I reminded him that rap was ubiquitous, you have it everywhere in East Africa too, even among the Asians.
In spite of his evident African features, there was no way he could make his wife, Shamim, acknowledge his Matumbi origins. “Why
do you want to bring this hypothetical connection into our lives?” she asked bitterly. The very thought caused her anguish, and he could well be guilty of mental cruelty. “The kids have enough handicaps as it is without your Matumbi complex.”
After all their training in violin, voice, and piano, it was not Bach or Beethoven but 50 Cent and Beyoncé they went for, and he had muttered cynically that that surely was the subversive Matumbi gene wreaking havoc on a mother’s ambitions.
That day, when Mama informed him of her Matumbi origins, he had surreptitiously examined himself in the mirror. Nothing different. What did he expect? Something else in the nose, the lips? And after that argument with Shamim he would see her examining the children for any vestiges of Africa.
It was easy to get sentimental and recall those drawings from the histories and see your mother’s grandmother chained in a train of slaves, then in the market picked by an Indian merchant. Your great-grandfather. What does it matter now? Go and make your future, as Mama said. And he had made it. Do we owe anything to the past?
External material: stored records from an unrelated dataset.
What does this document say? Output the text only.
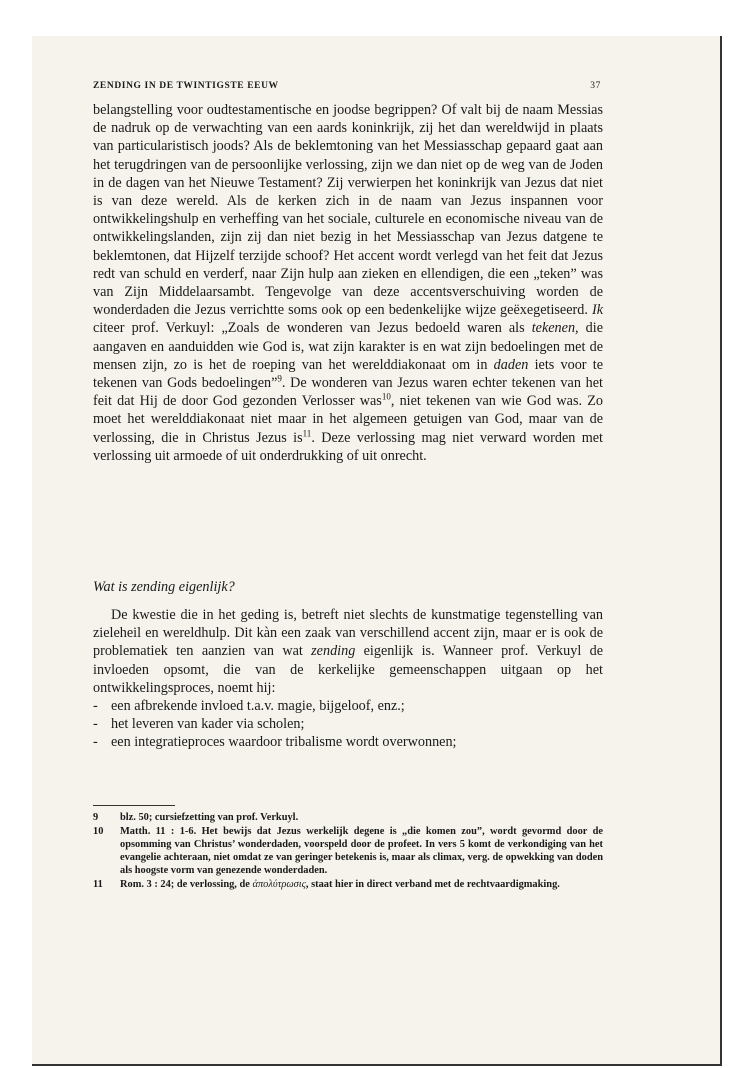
ZENDING IN DE TWINTIGSTE EEUW	37

belangstelling voor oudtestamentische en joodse begrippen? Of valt bij de naam Messias de nadruk op de verwachting van een aards koninkrijk, zij het dan wereldwijd in plaats van particularistisch joods? Als de beklemtoning van het Messiasschap gepaard gaat aan het terugdringen van de persoonlijke verlossing, zijn we dan niet op de weg van de Joden in de dagen van het Nieuwe Testament? Zij verwierpen het koninkrijk van Jezus dat niet is van deze wereld. Als de kerken zich in de naam van Jezus inspannen voor ontwikkelingshulp en verheffing van het sociale, culturele en economische niveau van de ontwikkelingslanden, zijn zij dan niet bezig in het Messiasschap van Jezus datgene te beklemtonen, dat Hijzelf terzijde schoof? Het accent wordt verlegd van het feit dat Jezus redt van schuld en verderf, naar Zijn hulp aan zieken en ellendigen, die een „teken” was van Zijn Middelaarsambt. Tengevolge van deze accentsverschuiving worden de wonderdaden die Jezus verrichtte soms ook op een bedenkelijke wijze geëxegetiseerd. Ik citeer prof. Verkuyl: „Zoals de wonderen van Jezus bedoeld waren als tekenen, die aangaven en aanduidden wie God is, wat zijn karakter is en wat zijn bedoelingen met de mensen zijn, zo is het de roeping van het werelddiakonaat om in daden iets voor te tekenen van Gods bedoelingen”$^9$. De wonderen van Jezus waren echter tekenen van het feit dat Hij de door God gezonden Verlosser was$^{10}$, niet tekenen van wie God was. Zo moet het werelddiakonaat niet maar in het algemeen getuigen van God, maar van de verlossing, die in Christus Jezus $is^{11}$. Deze verlossing mag niet verward worden met verlossing uit armoede of uit onderdrukking of uit onrecht.

Wat is zending eigenlijk?

De kwestie die in het geding is, betreft niet slechts de kunstmatige tegenstelling van zieleheil en wereldhulp. Dit kàn een zaak van verschillend accent zijn, maar er is ook de problematiek ten aanzien van wat zending eigenlijk is. Wanneer prof. Verkuyl de invloeden opsomt, die van de kerkelijke gemeenschappen uitgaan op het ontwikkelingsproces, noemt hij:

- een afbrekende invloed t.a.v. magie, bijgeloof, enz.;
- het leveren van kader via scholen;
- een integratieproces waardoor tribalisme wordt overwonnen;
9	blz. 50; cursiefzetting van prof. Verkuyl.
10	Matth. 11 : 1-6. Het bewijs dat Jezus werkelijk degene is „die komen zou”, wordt gevormd door de opsomming van Christus’ wonderdaden, voorspeld door de profeet. In vers 5 komt de verkondiging van het evangelie achteraan, niet omdat ze van geringer betekenis is, maar als climax, verg. de opwekking van doden als hoogste vorm van genezende wonderdaden.
11	Rom. 3 : 24; de verlossing, de ἀπολύτρωσις, staat hier in direct verband met de rechtvaardigmaking.
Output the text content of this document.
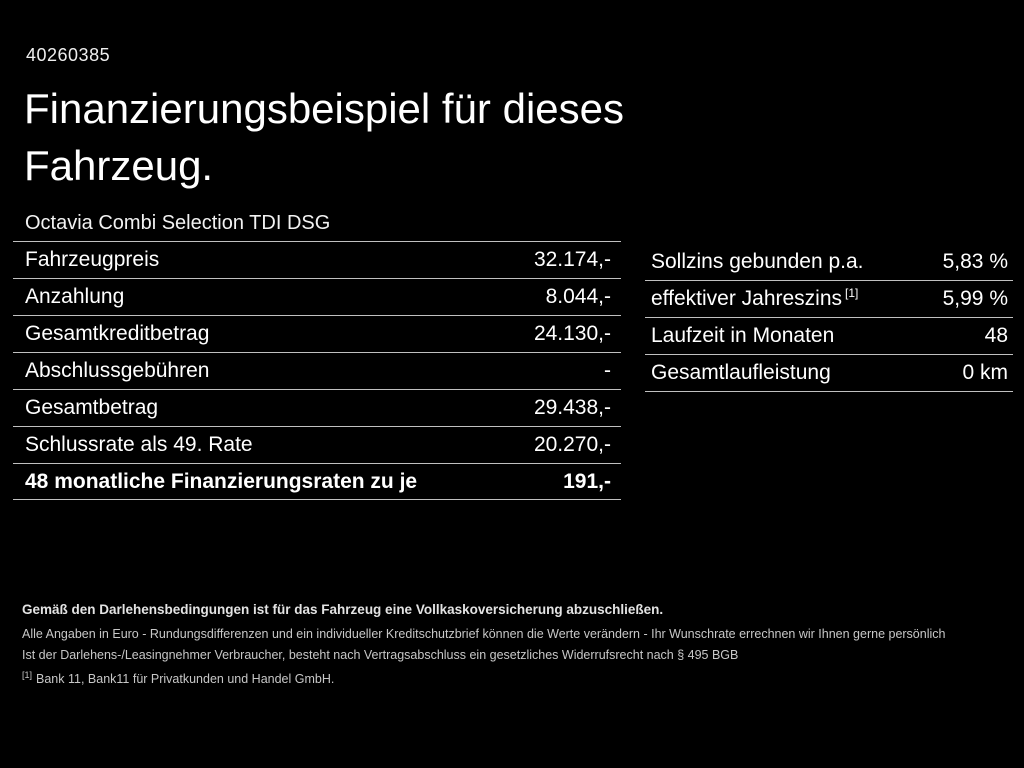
40260385
Finanzierungsbeispiel für dieses
Fahrzeug.
Octavia Combi Selection TDI DSG
Fahrzeugpreis	32.174,-
Anzahlung	8.044,-
Gesamtkreditbetrag	24.130,-
Abschlussgebühren	-
Gesamtbetrag	29.438,-
Schlussrate als 49. Rate	20.270,-
48 monatliche Finanzierungsraten zu je	191,-
Sollzins gebunden p.a.	5,83 %
effektiver Jahreszins [1]	5,99 %
Laufzeit in Monaten	48
Gesamtlaufleistung	0 km

Gemäß den Darlehensbedingungen ist für das Fahrzeug eine Vollkaskoversicherung abzuschließen.

Alle Angaben in Euro - Rundungsdifferenzen und ein individueller Kreditschutzbrief können die Werte verändern - Ihr Wunschrate errechnen wir Ihnen gerne persönlich

Ist der Darlehens-/Leasingnehmer Verbraucher, besteht nach Vertragsabschluss ein gesetzliches Widerrufsrecht nach § 495 BGB

[1] Bank 11, Bank11 für Privatkunden und Handel GmbH.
A silly question?—the past is over—or a profound one?—we are part of a continuity.
I would have given him a publisher’s answer: it’s important if it’s interesting, and you have made it so.
I was of course keenly waiting for him to get back to Mzee Omari the blind poet, our historian.
He had been drafted to be her teacher, the mwalimu, superior and domineering, who was privileged to go to the Asian school. He had agreed to share with her the precious knowledge he himself received, with which she could hold her head up with pride in that world away from the humble Swahili quarter of Kilwa, on the other side of the German monument. She could become somebody special, just as he would become. Over the months they’d become friends; her former awe and respect had yielded to a certain kind of familiarity. But he had ruefully come to accept that she was not very bright, her interest in his lessons limited, often feigned and fleeting. There were weeks when she did not show up. And when she did, the sessions on the floor ended at times in their moments of amusement. Her nickname for him was Bwana Hodari, Mr. Clever.